謎の空飛ぶ鉄の翼に乗った自称「ゴブリン」が落したカボチャ型のオモチャが爆発した。
一気に十数人の「ゴブリンスレイヤー」達が肉片と化した。
最早……生き残り達も心が荒み切り……。
「いつまで……こんな事が続くんだ……」
逃げ込んだ洞窟で……1人が、そう言った。
「もうすぐ……終るさ……。俺達が、あいつら1人を殺す間に、あいつらは、俺達を何十人も殺していく……。あの『神皇帝』がやれと言った、この戦いは……俺達の全滅で幕を閉じる……」
「この領域の外に逃げる事が出来れば……」
「ソー達の噂は聞いた事が有るだろ……。

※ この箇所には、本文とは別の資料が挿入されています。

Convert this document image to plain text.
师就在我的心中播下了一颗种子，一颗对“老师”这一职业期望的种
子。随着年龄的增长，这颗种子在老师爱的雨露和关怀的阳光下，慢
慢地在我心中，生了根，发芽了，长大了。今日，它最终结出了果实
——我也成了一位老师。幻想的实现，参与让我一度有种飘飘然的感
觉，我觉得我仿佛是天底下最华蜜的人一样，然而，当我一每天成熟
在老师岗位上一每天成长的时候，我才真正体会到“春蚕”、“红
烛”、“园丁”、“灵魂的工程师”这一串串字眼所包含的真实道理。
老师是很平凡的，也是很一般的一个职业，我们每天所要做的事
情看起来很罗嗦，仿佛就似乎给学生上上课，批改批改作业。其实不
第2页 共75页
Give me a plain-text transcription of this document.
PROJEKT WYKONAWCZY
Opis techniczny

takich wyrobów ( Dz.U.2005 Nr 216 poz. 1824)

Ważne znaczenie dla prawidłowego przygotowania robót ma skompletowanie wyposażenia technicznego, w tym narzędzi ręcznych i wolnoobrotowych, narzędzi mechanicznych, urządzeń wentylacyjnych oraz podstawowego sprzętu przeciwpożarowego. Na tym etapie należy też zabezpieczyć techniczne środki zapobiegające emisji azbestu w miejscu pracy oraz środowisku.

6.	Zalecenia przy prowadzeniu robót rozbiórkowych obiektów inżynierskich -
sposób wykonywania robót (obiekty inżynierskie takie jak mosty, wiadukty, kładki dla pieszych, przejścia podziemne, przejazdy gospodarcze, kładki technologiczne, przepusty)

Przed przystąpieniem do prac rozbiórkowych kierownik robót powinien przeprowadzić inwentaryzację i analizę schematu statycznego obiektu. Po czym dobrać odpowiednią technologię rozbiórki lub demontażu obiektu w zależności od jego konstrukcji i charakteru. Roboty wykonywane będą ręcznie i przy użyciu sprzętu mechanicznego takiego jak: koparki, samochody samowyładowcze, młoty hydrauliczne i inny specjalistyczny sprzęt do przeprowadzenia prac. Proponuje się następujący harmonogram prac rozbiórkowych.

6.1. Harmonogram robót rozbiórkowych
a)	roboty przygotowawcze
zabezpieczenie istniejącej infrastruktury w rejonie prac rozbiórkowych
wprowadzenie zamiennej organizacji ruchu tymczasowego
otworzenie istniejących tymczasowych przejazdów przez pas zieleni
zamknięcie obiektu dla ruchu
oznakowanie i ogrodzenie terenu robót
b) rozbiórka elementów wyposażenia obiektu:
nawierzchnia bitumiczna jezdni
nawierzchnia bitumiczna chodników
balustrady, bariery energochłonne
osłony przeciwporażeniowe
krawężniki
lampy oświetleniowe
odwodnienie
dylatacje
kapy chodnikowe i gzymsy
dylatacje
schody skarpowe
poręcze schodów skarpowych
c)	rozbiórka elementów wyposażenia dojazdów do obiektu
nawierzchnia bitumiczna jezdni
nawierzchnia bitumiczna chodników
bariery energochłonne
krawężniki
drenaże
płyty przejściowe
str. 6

『神皇帝』の許可なく、自分の住む領域の外に出ようとする者は……」
「噂だろ? 見た者は居るのか?」
それも噂だった。
この世界を構成する複数の領域の「国境」は、「神皇帝」に仕えるハンマーを持った雷神達が巡回しており、「神皇帝」の定めて掟に背き、自分の住む領域の外に出ようとする者は、容赦なく殲滅されるのだ、と。
「ソー達の襲撃を乗り越えても……他の領域が、ここよりマシとは限らないだろ?」
ガンッ‼
その時……洞窟全体に凄まじい轟音が響いた。
「な……なんだ……?」
だが、その声は……他のゴブリンスレイヤーに届かなかった。
ほとんどの者が……轟音で耳をやられ……。
洞窟の天井に巨大な穴が開く。
数少ない生き残りの半数以上は……土砂に飲み込まれ……。
そして……更に僅かになった生き残り達も……1匹の絶望を見上げる羽目になった。
「こ……こんな……『ゴブリン』が居てたまるかッ‼」
たしかに、それは「筋肉質のゴブリン」に見えない事も無かった。
だが……身長は人間の倍以上。
背中にはコウモリのモノに似た巨大な翼が有り……。
最早、それは……「ゴブリンを模した姿の上位デーモン」としか呼べない何かだった。
そして……無数の平行世界から集められたグリーン・ゴブリンことノーマン・オズボーンの中でも、最強最大の個体は……ゴブリンスレイヤー達の生き残りを1人づつ……。